We got our hands on the reicpe for breakfast chicken meatballs from The Fourth, a restaurant in NYC’s East Village, which is a neighborhood famous for fantastic brunches.
“The chicken is a nice, lighter alternative to all-pork sausage for breakfast. This is a very popular item at the restaurant, served with a poached egg, tomato ragout and Parmigiano-Reggiano cheese,” says Executive Chef Marco Moreira. But you can top it with a fried egg and serve it on roasted potatoes or anything you like! Here’s our best basic tomato sauce recipe.
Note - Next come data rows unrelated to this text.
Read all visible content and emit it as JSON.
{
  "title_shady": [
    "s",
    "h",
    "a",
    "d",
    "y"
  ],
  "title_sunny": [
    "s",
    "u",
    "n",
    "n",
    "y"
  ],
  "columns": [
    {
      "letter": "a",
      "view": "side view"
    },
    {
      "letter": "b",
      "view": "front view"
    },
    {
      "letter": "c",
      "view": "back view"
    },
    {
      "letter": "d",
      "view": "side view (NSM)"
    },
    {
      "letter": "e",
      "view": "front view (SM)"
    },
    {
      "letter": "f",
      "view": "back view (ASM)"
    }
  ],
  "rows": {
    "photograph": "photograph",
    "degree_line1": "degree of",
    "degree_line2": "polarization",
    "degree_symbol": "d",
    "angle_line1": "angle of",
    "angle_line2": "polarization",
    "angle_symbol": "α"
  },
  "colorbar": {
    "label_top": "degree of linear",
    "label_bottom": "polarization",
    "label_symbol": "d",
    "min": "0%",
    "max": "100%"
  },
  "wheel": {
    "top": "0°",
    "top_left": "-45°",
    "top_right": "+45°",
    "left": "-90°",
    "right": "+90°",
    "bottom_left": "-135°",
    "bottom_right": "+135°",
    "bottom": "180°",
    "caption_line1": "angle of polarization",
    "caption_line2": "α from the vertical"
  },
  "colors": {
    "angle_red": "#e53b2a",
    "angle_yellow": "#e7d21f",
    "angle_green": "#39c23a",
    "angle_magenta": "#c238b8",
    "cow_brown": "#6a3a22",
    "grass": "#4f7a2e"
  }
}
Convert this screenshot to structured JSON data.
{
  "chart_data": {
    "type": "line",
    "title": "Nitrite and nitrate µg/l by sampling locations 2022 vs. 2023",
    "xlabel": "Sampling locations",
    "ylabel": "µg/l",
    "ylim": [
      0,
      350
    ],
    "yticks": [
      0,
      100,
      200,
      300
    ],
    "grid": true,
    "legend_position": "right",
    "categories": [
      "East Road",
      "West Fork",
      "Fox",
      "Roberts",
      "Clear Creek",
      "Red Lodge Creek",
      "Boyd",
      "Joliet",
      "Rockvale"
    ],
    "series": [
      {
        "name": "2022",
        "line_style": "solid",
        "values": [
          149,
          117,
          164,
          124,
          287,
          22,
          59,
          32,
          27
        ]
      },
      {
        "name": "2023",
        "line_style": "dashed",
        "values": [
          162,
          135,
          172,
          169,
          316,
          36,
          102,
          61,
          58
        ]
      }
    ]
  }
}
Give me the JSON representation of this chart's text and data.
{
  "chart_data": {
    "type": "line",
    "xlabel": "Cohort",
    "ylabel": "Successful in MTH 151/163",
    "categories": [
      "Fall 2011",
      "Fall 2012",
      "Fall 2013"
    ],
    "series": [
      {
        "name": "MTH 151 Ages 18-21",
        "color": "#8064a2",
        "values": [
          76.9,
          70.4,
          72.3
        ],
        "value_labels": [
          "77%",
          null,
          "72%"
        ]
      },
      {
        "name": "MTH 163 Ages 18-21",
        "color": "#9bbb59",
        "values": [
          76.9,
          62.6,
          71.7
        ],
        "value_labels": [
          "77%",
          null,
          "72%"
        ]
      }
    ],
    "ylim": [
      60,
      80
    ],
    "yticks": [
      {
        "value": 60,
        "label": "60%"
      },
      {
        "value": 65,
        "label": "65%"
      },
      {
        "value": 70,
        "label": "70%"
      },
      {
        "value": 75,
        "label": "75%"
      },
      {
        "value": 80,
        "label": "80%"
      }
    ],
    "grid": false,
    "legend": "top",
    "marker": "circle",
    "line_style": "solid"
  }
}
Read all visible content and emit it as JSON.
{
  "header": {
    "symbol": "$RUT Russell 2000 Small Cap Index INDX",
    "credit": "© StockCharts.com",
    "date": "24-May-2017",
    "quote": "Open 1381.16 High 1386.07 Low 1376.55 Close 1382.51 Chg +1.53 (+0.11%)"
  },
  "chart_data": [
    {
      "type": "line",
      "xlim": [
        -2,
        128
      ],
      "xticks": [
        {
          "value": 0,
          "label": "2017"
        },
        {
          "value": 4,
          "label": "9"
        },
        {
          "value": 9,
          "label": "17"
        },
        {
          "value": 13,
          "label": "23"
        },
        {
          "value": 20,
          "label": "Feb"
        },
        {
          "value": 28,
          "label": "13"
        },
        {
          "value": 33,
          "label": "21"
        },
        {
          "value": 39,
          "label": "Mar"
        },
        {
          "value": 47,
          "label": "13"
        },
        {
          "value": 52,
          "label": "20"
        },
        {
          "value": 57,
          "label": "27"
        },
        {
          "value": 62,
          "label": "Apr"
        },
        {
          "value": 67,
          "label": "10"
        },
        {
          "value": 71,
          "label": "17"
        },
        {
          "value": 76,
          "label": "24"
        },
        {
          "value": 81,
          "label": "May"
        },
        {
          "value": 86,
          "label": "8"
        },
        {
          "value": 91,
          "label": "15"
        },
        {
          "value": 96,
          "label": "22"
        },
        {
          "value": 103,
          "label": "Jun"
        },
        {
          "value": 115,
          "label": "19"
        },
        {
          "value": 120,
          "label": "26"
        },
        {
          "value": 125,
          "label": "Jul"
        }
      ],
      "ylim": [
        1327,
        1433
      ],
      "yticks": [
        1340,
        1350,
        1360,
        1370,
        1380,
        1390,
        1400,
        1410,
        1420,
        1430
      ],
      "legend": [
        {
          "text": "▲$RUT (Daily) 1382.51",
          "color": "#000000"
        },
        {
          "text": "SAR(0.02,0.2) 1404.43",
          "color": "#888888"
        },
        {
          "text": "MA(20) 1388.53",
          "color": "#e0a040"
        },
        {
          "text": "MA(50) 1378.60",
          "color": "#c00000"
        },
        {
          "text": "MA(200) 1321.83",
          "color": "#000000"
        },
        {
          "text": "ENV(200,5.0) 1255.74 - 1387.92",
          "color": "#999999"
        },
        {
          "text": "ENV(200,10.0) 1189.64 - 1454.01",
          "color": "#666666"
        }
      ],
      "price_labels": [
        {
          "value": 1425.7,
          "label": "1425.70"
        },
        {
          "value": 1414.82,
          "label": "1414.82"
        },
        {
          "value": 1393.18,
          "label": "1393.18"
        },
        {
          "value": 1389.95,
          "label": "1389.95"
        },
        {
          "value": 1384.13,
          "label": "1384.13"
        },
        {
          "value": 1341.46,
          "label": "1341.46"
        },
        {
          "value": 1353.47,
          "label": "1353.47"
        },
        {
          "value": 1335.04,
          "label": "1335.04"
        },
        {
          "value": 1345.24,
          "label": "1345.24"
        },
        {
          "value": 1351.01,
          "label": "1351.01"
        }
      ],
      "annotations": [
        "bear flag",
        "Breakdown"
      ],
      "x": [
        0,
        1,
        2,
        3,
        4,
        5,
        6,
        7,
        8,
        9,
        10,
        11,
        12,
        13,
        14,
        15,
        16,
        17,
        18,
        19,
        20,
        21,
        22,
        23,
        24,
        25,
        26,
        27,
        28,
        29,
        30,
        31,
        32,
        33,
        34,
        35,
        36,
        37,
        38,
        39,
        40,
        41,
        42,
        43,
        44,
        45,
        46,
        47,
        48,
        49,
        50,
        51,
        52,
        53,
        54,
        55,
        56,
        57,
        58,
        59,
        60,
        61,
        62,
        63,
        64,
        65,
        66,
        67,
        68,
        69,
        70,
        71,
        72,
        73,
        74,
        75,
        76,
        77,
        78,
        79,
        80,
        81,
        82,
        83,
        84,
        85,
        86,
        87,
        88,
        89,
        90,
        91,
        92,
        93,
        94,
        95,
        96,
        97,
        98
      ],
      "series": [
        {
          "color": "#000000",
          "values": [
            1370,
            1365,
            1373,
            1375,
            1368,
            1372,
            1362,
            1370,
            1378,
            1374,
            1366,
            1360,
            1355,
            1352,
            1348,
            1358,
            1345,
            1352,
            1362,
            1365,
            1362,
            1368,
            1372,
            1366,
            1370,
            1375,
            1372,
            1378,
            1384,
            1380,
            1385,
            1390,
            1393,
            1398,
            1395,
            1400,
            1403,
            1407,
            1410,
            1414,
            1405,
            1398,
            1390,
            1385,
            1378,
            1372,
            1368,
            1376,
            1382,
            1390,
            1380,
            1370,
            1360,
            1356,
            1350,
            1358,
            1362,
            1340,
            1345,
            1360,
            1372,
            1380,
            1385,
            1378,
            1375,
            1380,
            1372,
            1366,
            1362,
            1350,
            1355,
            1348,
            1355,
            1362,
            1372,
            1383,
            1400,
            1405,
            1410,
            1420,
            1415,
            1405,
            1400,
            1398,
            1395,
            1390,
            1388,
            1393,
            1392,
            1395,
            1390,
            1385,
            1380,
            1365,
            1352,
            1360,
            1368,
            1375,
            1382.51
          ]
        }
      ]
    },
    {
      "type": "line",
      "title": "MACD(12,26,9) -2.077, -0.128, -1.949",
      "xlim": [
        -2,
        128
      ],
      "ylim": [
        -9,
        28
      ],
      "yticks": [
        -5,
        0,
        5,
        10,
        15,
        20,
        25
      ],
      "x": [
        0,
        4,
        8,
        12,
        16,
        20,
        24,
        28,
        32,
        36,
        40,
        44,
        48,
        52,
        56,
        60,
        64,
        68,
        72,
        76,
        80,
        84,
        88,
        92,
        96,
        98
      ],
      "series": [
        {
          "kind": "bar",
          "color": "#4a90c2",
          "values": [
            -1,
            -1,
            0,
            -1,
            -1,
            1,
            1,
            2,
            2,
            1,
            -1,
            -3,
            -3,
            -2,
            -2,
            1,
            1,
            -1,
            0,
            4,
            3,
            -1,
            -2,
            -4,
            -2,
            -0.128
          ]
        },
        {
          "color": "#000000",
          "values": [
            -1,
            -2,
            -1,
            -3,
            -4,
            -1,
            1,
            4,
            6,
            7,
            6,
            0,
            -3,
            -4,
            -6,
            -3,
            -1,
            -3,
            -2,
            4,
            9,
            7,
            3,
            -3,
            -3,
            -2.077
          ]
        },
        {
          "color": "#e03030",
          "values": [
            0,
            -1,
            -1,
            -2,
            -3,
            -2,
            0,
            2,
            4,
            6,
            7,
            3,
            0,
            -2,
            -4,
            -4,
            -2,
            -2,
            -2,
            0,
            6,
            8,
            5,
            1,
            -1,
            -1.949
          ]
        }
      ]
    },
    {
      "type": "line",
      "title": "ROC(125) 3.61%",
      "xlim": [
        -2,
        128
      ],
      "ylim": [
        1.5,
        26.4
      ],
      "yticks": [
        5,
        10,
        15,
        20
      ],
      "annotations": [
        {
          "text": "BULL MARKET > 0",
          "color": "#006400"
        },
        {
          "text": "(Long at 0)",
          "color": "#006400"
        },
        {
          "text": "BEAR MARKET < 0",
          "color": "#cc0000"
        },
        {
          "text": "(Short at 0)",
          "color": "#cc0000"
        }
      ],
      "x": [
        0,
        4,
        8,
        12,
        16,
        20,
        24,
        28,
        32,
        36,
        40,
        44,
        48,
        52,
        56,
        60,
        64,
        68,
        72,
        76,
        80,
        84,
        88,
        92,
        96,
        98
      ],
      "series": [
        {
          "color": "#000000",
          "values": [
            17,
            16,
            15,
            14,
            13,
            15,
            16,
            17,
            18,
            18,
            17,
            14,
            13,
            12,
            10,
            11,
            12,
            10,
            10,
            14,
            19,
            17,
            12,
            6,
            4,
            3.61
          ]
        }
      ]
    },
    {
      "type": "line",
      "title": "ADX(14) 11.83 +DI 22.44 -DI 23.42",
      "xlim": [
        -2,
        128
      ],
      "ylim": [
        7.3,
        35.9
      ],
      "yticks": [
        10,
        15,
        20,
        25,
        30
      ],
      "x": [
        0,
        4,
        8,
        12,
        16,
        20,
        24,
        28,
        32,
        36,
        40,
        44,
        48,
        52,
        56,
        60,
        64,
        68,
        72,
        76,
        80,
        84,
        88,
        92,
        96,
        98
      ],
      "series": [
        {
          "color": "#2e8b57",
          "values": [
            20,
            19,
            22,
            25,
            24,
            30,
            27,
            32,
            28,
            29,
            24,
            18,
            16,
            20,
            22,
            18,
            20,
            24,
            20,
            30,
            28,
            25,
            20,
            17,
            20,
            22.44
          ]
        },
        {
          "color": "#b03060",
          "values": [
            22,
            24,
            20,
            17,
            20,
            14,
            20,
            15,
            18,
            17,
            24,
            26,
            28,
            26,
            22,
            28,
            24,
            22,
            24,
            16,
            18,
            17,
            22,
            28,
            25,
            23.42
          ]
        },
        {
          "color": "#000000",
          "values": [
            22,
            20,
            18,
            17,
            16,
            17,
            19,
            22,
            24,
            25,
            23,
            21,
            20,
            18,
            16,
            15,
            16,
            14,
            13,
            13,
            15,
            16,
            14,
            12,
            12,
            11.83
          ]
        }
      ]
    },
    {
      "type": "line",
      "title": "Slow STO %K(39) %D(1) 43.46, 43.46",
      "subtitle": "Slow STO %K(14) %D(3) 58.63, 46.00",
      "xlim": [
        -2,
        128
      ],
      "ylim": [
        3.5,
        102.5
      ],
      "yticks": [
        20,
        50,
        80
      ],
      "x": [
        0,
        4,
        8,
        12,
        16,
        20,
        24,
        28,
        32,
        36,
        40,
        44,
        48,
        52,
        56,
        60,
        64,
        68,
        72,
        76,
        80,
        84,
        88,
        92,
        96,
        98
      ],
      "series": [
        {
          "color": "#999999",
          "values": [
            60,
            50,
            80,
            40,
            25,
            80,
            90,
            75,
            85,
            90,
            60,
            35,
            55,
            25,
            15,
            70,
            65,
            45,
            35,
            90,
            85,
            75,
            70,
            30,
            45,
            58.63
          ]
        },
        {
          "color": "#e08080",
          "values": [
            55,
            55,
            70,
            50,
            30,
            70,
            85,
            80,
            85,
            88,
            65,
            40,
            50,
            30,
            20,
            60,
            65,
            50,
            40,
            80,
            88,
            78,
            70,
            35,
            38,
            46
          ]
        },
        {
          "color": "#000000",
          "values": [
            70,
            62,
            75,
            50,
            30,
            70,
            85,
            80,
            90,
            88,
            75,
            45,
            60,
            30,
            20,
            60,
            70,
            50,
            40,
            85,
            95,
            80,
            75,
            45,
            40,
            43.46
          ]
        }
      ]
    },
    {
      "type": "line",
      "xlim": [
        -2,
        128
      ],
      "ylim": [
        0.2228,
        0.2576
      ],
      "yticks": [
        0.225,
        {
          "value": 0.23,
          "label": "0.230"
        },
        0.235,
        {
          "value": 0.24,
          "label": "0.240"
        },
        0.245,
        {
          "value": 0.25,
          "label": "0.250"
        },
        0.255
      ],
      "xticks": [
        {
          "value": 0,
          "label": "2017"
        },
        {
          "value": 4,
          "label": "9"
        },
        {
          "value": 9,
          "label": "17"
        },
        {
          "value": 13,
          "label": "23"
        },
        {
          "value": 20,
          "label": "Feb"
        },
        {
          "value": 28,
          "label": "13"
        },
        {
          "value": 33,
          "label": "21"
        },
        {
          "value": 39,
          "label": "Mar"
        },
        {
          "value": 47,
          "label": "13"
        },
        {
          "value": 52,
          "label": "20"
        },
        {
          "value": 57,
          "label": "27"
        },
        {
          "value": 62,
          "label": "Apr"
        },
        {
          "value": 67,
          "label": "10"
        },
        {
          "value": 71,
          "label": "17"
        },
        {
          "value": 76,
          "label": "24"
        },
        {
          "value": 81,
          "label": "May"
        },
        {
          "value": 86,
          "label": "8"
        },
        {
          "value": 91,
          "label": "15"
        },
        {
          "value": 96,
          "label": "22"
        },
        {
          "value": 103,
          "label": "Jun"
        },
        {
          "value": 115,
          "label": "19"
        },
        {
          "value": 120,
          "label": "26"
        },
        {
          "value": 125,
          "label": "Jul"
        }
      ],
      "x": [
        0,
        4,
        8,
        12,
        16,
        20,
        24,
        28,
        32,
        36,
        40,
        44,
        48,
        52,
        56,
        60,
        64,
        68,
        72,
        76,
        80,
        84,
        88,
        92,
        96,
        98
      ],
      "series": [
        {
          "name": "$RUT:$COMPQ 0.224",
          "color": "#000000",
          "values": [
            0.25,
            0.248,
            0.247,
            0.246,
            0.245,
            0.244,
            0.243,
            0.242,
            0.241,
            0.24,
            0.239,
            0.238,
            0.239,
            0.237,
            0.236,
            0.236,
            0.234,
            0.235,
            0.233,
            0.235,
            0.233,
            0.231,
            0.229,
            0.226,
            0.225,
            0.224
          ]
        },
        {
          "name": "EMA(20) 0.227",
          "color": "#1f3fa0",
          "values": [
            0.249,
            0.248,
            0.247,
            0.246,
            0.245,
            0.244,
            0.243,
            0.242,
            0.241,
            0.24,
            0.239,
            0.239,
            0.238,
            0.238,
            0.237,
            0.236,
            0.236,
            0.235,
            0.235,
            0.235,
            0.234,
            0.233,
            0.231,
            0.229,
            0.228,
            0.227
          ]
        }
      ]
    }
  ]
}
The rest is up to you.
- 1 pound chicken sausage
- 1/2 pound boneless chicken thigh, diced
- 1 tablespoon marjoram
- 1 egg, lightly beaten
- 1/4 cup chili flakes
- 1/2 cup bread crumbs
- 1/4 teaspoon fennel seeds
- 1/2 cup tomato sauce
Stir together sausage, chicken, herbs, eggs, chili flakes, bread crumbs and fennel seeds in large bowl.
Shape meatballs into 1 1/2 inch diameter size. Place onto aluminum foil lined broiler pan.
Bake in oven until brown approximately 20 minutes.
Braise in liquid for 2 hours at 350 degrees until no longer pink in center.
Serve over polenta, top with tomato ragout and Parmesan Reggiano.